Vénus abandonnée, ô fille de Cythère!
Vous êtes triste et sombre en ce lieu solitaire,
Mais au moins triste pourtant, à la chute du jour,
O fontaine sans eau, que mon coeur sans amour.


La plage des sables blancs

Oubliettes des châteaux de sable
Meurtrières fenêtres de l’oubli
Tout est toujours pareil
Et cependant tout a changé
Tu étais nue dans le soleil
Tu étais nue tu te baignais
Les galets roulent avec la mer
Et toujours toujours j’entendrai
Leur doux refrain de pierres heureuses
Leur gai refrain de pierres mouillées
Déchirant refrain des vacances
Perdu dans les vagues du souvenir
Déchirants souvenir de l’enfance
Brûlée vive par le désir
Merveilleux souvenir de l’enfance
Eblouie par le plaisir.


J’écris pour que le jour…

J’écris pour que le jour où je ne serai plus
On sache comme l’air et le plaisir m’ont plu,
Et que mon livre porte à la foule future
Comme j’aimais la vie et l’heureuse Nature.
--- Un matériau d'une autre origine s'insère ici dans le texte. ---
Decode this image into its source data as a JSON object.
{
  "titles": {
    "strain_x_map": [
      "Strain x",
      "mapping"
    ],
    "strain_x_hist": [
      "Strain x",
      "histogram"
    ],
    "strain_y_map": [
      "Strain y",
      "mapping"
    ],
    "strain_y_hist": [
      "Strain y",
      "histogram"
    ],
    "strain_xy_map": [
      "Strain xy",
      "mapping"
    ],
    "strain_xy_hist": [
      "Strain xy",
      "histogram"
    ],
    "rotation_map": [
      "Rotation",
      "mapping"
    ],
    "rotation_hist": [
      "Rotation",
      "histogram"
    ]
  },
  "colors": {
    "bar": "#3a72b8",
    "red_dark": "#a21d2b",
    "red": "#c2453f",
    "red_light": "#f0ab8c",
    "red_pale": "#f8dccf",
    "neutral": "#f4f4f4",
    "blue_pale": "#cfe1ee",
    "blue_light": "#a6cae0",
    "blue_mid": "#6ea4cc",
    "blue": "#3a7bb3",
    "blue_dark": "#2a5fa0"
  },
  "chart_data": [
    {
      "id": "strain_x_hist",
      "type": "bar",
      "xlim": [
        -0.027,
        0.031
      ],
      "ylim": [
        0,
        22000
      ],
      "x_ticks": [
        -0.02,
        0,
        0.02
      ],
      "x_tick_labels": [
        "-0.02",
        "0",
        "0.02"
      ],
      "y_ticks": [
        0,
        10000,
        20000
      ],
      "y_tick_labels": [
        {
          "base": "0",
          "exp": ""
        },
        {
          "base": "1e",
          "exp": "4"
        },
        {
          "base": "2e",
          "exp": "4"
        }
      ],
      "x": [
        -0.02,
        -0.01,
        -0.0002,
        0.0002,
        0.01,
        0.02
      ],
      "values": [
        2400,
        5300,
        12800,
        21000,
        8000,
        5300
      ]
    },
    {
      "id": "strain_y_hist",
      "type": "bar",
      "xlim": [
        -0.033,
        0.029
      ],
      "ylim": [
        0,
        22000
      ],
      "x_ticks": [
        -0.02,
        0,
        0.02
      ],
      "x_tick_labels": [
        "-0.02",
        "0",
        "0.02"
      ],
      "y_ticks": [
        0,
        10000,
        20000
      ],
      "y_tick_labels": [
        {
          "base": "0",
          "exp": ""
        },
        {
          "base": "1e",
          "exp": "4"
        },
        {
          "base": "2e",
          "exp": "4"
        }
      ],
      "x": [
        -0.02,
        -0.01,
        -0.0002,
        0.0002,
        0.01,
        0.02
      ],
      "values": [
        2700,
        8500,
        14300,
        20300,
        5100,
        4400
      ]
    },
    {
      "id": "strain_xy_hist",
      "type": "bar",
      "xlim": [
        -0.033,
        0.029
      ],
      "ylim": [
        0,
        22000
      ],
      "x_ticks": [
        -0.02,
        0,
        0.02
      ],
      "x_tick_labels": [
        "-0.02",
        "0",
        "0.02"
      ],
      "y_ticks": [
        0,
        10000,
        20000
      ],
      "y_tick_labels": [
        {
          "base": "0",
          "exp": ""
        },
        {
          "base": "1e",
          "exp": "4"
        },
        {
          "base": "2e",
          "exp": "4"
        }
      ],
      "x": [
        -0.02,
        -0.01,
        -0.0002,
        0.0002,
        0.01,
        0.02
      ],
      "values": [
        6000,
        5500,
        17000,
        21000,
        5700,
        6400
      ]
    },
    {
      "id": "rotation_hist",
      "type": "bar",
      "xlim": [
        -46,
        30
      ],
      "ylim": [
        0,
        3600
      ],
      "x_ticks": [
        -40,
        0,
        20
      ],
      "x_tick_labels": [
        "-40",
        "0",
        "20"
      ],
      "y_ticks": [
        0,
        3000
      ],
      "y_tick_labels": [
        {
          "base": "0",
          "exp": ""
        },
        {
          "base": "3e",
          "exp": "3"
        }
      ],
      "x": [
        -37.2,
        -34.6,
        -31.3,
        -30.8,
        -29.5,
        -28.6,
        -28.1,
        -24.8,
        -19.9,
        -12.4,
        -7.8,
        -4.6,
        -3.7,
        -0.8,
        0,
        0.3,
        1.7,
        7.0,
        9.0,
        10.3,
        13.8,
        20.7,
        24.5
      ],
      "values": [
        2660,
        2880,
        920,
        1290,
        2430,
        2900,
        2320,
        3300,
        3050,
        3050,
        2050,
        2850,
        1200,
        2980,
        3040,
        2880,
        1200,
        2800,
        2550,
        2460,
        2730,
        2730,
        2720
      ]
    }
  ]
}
Attentive aux travaux des champs et des maisons,
J’ai marqué chaque jour la forme des saisons,
Parce que l’eau, la terre et la montante flamme
En nul endroit ne sont si belles qu’en mon âme !

J’ai dit ce que j’ai vu et ce que j’ai senti,
D’un cœur pour qui le vrai ne fut point trop hardi,
Et j’ai eu cette ardeur, par l’amour intimée,
Pour être, après la mort, parfois encore aimée,

Et qu’un jeune homme, alors, lisant ce que j’écris,
Sentant par moi son cœur ému, troublé, surpris,
Ayant tout oublié des épouses réelles,
M’accueille dans son âme et me préfère à elle…


Les amours

O doux plaisir plein de doux pansement,
Quand la douceur de la douce mêlée
Etreint et joint l’âme mêlée,
Le corps au corps accouplé doucement.

O douce vie, ô doux trépassement,
Mon âme alors de grande joie troublée,
De moi dans toi s’écoulent à l’emblée,
Puis haut, puis bas, quiert son ravissement.

Quand nous ardents, Méline, d’amour forte,
Moi d’être en toi, et toi d’en toi tout me prendre,
Par cela mien, qui dans toi entre plus,

Tu le reçois, me laissant masse morte;
Puis vient ta bouche en ma bouche le rendre,
Me ranimant tous mes membres perclus.